In the garden, treat it as a herald. Set it where you pass close in the cold months, by a door or along a path, so the scent finds you, and cut a few branches to force indoors. It consorts beautifully with hellebores, snowdrops, and the first crocus, and can be espaliered against a warm wall to show off its flowering wood.

Design Notes

One of the earliest shrubs to flower, best placed where it will be passed in the cold months: beside a door, along a path, or under a window where the almond fragrance can be caught. Cut branches force easily indoors. Lovely among hellebores, snowdrops, and early crocus, and can be espaliered against a warm wall to display its flowering wood. Prune right after bloom to curb legginess.

Flower, Fruit & Foliage

pink, March - April

Flower. Borne in late winter on bare, leafless branches, opening from purplish-pink buds into small four-petaled stars of clear blush pink, each carrying a sweet, almond-like scent. They line the slender grey stems in profusion, weeks before forsythia stirs.

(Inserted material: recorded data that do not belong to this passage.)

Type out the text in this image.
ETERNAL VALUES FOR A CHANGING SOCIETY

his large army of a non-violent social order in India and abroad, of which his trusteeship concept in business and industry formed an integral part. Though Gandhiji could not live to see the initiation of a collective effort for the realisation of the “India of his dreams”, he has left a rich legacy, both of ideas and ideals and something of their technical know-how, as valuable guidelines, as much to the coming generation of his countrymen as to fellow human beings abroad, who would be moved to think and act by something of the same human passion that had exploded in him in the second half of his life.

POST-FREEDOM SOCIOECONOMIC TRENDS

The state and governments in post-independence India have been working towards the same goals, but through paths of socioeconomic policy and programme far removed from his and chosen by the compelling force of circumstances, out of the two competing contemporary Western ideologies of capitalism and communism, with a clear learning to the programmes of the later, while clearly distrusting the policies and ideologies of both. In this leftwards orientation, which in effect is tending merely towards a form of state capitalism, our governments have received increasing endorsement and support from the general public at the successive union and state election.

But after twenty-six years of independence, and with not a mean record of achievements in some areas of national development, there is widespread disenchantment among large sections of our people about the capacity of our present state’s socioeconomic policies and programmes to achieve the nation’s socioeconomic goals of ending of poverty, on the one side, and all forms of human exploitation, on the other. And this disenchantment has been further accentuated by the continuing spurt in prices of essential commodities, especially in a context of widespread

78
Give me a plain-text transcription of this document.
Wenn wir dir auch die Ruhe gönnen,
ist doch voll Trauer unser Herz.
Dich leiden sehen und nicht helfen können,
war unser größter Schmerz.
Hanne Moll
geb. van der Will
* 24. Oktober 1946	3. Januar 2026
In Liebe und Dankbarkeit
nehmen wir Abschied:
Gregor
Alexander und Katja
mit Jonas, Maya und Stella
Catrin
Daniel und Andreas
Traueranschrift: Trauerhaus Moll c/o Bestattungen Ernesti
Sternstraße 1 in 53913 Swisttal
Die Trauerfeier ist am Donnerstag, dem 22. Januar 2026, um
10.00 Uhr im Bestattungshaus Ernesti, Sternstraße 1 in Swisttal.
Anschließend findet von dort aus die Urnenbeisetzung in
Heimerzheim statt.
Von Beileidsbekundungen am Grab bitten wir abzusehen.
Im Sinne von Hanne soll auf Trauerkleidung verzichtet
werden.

Fruit. Quietly ornamental: flat, rounded, winged seedpods follow the flowers, ripening pale and papery like small coins along the stem.

Foliage. Neat oval leaves emerge after bloom in two opposing ranks, the distichum that names the plant, deep glossy green through summer, sometimes flushing purple before they fall.

Care

Light: Full sun to part shade; the most generous flowering comes in full sun.

Soil: Ordinary, well-drained soil of average fertility; tolerant once established.

Water: Moderate while young; drought-tolerant after the first year or two.

Pruning: Prune immediately after flowering, since blooms form on the previous year's wood. Thin older stems to keep the habit shapely.

Hardiness: Hardy in USDA zones 5 to 8; flower buds open very early and are occasionally nipped by hard late frosts.